Shopping : les moteurs dans le collimateur

L’actu n’est pas de première fraîcheur (annonce de la semaine dernière) : la DGCCRF enquête sur les (certains) comparateurs de prix en ligne. Dans la ligne de mire : Kelkoo et MonsieurPrix, BuyCentral, Achetermoinscher.com, Leguide.com. En question : les modalités de référencement, les possibles erreurs de prix, les politiques de mise en avant des sites marchands…

J’avoue trouver cela étonnant, mais peut-être cela vient-il de ma position et du fait que je connais le système depuis longtemps. En résumé, le fonctionnement est le même pour tous : les marchands payent pour référencer leurs catalogues (prix) dans les shopping engines, les shopping engines agrègent les offres (en les faisant parfois – de moins en moins – correspondre sur leurs propres index de produits, et permettent aux utilisateurs de pouvoir comparer les prix de plusieurs marchands sur un produit donné. Le principe a l’air simple, mais juste en apparence comme je le décrivais dans un précédent billet. Car en fait les comparateurs de prix se rémunèrent au CPC (cost per click), en clair chaque fois que l’on clique sur un prix affiché sur un comparateur, celui-ci le facture au site marchand. S’ensuit ensuite toute une machinerie interne basés sur 2 axes principaux :

  • « qualifier » les clics via des informations sur le produit (avis utilisateurs, avis presse, etc.), ou sur les marchands eux-mêmes (via les mêmes procédés).
  • mettre en avant les offres des marchands qui acceptent de payer un clic plus cher que leurs concurrents. S’ensuit, si tout va bien, un phénomène qui permet de faire monter les enchères (finalement, rien de nouveau, c’est le modèle de la grande distribution : il faut payer pour être bien placé).

Tout cela servant un but final : justifier le fait de payer les clics et justifier leur prix. A priori la base de ce modèle est une grande nouvelle pour la DGCCRF… étonnant. Etonnant dans le sens où ces services n’ont jamais promis :

  • d’être 100 % exhaustifs (même si c’est un argument de communication)
  • d’être objectifs
  • signalent la plupart du temps dans leurs conditions générales d’utilisation la nature de leurs relations avec les sites marchands (exemples sur Kelkoo, MonsieurPrix, Leguide.com)

En substance, ils annoncent assez clairement la couleur quant aux 3 points ci-dessus.

On en arrive à la limite dont je parlais précédemment, et c’est bien pour cela que les comparateurs commencent à simplifier leurs services pour au moins éviter d’avoir à gérer des catalogues de produits infernaux (qui peuvent carrément vous empêcher de dormir sur certaines gammes de produits dont les spécifications peuvent varier 10 fois sous une même dénomination – les ordinateurs portables sont un exemple type).
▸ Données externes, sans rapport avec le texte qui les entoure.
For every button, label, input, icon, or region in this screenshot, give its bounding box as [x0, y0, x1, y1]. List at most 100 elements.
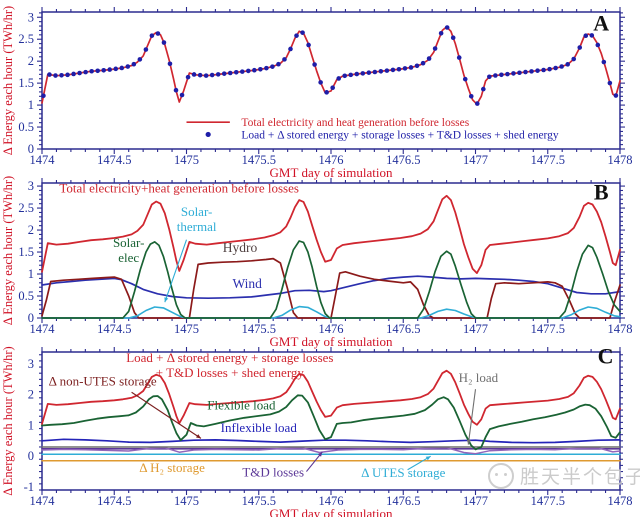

Car rien que pour afficher des prix comparables (garanties et frais de livraison compris) à peu près frais, c’est une véritable tannée, tant le marché est tendu sur certains types de produits. Je me souviens encore d’un rendez-vous chez un des principaux sites marchands m’expliquant qu’ils surveillaient en quasi temps réel les prix des principaux concurrents et pouvaient baisser plusieurs fois par jour de quelques centimes le prix d’un téléphone portable ultra-demandé… Je sens encore la coulée du sueur froide que j’avais dans le dos car à l’époque, faire 2 mise à jour quotidienne de tout le service shopping relevait déjà de l’exploit…

De deux choses l’une, soit c’est un pur effet d’annonce opération mains-propres qui restera sans suite. Soit la DGCCRF n’a pas sorti la souris sur internet depuis quelques années. Qui pensait vraiment que des services nécessitant des ressources aussi colossales ne se rémunéraient que sur la publicité classique type bannière (là où même les sites de médias avec un tarif bien plus élevé car producteurs de contenu à très forte valeur ajoutée ont du mal à faire passer la pilule).

Si matière à enquête il y avait dans le domaine du commerce en ligne, ce serait plutôt du côté des promotions déguisées, des déstockages qui ne disent pas leurs noms, des délais de livraisons non respectés, des garanties difficile à faire jouer ou encore des SAV à n° surtaxés. Bref, plutôt des clients des comparateurs de prix, ces derniers ayant déjà assez à faire pour faire tourner leurs services et tenter de capter les utilisateurs et les faire passer dans leur système pour justifier ce fameux CPC.